Caramel is one of the great secrets of a pastry chef. It requires only two ingredients (sugar and water) and one technique (heating). Most people would be surprised to learn that caramel is really just burnt sugar. "Caramel" sounds so much more appetizing than "burnt sugar," although the French are very honest about "crème brûlée" which is custard with a layer of burnt sugar on top.
Because of the special molecular properties of sugar, once it reaches a certain temperature the structure begins to change. The sugar changes color as it is burning and it becomes solid when cooled, like candy.
Here's how to make caramel for use in other recipes:
1. Combine sugar and water. Place on the high heat.
2. Allow to boil for a few minutes.
3. You will notice that the bubble becomes more tightly packed.
4. Then the sugar will start changing color slightly.
5. At around 300° Fahrenheit, the sugar turns to caramel. Notice the change in color. Swirl the pan gently. Do not stir the caramel.
6. The longer the sugar is heated, the more caramelized (burnt) it will become. For a traditional Tarte "Tatin" or other "Tatin" recipe, you will want to stop cooking the caramel around 350°- 360° Fahrenheit before the caramel becomes too burnt, as it will continue to caramelize during baking. Swirl the pan to even out the caramel color. Do not stir!

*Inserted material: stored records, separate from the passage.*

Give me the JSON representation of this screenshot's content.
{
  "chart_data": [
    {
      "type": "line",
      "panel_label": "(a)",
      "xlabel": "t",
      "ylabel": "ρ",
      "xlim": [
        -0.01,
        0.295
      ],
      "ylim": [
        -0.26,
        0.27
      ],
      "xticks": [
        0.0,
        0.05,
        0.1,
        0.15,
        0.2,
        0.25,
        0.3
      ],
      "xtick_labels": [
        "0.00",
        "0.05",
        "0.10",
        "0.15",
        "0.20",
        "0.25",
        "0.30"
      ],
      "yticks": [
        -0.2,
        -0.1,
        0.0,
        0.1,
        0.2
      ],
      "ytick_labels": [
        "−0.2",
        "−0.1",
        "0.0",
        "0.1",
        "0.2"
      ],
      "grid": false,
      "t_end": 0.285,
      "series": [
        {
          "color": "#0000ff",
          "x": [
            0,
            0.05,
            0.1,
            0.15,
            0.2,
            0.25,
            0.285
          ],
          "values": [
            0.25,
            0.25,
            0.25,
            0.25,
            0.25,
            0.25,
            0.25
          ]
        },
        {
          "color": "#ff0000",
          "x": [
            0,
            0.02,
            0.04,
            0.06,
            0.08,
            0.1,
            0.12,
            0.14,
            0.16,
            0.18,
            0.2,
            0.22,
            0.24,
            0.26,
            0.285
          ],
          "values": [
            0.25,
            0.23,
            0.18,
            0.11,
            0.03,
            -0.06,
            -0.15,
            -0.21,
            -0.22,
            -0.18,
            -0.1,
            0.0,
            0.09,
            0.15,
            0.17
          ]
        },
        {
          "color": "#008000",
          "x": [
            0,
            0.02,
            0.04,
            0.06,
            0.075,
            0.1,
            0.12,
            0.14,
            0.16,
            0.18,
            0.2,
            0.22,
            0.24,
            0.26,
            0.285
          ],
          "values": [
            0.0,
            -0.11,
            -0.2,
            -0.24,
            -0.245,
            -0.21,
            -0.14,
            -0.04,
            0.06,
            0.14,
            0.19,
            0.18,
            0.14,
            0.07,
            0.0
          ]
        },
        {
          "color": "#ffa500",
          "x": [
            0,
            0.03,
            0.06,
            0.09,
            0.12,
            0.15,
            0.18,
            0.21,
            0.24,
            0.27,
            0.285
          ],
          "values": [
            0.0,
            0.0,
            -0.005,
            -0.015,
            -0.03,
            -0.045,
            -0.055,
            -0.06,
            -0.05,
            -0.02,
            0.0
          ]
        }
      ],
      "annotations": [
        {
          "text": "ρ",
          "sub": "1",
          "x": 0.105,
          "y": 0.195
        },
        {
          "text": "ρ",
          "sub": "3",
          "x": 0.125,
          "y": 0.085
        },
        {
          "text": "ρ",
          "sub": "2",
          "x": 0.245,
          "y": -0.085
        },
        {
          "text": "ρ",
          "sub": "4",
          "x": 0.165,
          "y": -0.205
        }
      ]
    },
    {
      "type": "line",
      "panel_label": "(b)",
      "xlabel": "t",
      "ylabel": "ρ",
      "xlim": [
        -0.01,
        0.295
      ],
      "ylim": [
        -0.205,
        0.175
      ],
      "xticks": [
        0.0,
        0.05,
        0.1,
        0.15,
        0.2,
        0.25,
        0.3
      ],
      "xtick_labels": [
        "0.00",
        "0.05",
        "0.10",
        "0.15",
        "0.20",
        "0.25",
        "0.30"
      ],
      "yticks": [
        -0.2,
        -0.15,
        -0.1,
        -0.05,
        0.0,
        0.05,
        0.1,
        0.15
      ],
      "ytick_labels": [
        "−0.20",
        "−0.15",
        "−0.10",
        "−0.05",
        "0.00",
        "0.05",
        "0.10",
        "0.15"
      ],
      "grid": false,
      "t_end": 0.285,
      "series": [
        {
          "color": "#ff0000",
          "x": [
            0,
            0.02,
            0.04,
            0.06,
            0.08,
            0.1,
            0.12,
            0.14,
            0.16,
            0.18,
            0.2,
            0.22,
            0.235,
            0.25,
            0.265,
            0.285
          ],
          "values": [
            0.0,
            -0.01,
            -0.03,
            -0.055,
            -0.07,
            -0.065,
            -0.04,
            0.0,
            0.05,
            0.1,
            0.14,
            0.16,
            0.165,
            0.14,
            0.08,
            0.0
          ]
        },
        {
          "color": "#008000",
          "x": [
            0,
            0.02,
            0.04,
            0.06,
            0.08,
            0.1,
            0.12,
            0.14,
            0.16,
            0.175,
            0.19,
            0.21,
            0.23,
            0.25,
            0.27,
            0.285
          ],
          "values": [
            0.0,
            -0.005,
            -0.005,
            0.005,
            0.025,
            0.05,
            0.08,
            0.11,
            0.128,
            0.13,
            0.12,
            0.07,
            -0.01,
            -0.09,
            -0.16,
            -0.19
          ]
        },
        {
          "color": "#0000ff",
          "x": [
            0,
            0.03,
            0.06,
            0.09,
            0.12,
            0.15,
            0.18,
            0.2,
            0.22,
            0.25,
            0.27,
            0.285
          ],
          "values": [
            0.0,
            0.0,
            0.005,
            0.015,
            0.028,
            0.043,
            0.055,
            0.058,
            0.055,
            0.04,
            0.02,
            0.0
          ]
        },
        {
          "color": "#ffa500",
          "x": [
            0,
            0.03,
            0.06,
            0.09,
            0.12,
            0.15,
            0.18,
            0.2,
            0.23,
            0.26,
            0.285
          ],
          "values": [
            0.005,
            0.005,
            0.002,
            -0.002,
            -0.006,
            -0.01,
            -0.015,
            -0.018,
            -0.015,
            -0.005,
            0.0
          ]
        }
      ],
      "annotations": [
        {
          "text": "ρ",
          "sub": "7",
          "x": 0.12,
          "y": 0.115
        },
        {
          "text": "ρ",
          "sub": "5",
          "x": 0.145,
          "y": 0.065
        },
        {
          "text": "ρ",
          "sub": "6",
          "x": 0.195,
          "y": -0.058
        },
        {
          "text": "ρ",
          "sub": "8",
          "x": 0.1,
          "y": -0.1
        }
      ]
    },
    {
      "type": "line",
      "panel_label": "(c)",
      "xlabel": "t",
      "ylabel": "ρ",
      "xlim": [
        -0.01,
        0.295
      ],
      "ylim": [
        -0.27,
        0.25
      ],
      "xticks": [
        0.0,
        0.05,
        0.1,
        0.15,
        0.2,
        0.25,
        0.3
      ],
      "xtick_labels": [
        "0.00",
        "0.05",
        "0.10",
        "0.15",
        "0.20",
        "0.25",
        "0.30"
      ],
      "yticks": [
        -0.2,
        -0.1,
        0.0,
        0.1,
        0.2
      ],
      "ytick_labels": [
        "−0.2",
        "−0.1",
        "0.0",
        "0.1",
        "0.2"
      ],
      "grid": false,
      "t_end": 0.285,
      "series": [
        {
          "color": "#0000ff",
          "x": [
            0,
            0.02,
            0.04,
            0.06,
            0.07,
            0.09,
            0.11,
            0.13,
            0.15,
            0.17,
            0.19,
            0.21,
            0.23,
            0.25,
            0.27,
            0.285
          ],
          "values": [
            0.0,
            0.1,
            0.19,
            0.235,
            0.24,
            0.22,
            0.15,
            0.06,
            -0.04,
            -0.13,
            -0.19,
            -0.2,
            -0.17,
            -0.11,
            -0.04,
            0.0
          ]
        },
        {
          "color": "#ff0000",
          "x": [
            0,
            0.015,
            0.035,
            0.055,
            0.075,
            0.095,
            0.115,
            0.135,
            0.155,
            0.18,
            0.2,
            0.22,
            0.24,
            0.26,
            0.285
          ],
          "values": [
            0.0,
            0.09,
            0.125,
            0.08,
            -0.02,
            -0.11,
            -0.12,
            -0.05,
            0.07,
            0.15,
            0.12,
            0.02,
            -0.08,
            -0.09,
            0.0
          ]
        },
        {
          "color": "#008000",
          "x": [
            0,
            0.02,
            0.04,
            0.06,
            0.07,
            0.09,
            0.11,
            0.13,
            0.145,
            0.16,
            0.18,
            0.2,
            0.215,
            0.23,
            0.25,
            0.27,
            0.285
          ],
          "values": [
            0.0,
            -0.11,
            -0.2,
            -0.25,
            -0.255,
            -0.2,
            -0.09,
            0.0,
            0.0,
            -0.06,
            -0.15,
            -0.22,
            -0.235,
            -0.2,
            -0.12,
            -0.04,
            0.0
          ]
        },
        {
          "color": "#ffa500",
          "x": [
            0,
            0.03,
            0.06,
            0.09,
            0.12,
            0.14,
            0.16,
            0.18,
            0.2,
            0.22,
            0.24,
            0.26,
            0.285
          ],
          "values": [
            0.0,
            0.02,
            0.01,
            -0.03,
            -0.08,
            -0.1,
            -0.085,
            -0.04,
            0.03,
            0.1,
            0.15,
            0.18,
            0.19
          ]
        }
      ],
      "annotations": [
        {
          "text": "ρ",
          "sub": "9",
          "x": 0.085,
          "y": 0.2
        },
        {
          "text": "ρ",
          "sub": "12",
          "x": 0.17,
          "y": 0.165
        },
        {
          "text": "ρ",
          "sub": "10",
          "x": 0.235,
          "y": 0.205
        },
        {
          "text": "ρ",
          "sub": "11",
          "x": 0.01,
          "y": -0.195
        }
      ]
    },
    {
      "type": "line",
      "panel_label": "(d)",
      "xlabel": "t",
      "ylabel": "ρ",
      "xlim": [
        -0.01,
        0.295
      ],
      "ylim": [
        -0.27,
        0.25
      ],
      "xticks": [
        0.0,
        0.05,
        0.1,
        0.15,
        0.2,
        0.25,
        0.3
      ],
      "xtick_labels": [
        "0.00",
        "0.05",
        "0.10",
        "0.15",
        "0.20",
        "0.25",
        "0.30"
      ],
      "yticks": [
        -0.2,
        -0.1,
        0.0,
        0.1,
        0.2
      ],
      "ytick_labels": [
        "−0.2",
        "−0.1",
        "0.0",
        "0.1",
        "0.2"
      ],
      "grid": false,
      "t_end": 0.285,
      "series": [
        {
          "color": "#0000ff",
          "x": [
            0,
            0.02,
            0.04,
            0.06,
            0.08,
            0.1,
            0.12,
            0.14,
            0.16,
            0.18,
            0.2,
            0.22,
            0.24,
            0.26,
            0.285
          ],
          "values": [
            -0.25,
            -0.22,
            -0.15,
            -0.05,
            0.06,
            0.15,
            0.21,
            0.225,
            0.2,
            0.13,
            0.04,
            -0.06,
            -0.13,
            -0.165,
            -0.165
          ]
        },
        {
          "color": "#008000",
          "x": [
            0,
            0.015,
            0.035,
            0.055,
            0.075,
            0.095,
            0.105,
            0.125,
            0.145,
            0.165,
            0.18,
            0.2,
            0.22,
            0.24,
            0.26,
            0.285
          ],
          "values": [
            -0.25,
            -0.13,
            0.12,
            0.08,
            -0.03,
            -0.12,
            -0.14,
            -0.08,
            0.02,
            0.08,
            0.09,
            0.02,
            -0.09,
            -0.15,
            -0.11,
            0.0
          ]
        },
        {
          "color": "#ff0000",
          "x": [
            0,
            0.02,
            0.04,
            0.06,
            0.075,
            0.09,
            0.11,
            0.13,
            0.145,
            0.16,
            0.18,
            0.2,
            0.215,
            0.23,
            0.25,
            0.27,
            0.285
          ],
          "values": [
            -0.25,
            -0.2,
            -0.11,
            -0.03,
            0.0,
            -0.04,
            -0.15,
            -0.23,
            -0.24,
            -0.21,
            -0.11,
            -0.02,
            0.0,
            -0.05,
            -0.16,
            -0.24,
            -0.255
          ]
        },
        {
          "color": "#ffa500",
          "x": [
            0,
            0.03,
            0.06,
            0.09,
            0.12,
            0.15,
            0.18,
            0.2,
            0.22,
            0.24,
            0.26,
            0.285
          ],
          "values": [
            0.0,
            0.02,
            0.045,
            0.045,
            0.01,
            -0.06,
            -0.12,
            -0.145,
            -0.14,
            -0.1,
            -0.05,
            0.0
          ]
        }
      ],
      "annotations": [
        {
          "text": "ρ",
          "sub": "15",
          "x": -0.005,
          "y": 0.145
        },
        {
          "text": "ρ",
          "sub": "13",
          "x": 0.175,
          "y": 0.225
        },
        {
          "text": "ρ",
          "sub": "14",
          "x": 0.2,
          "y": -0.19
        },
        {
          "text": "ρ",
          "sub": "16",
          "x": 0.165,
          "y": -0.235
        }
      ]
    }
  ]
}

|Ideal caramelization for a Tatin recipe.|
7. When making caramel sauce, you can caramelize the sugar longer until it turns a darker color. Then add butter or cream. Be careful when adding the butter/cream to avoid splashing the caramel (to avoid burning yourself).
Keep in mind that the sugar continues to cook for a few minutes after you've removed the pan from the heat.
Note of Caution: Do not stir the caramel! Stirring or splashing the caramel is dangerous because the caramel is so hot.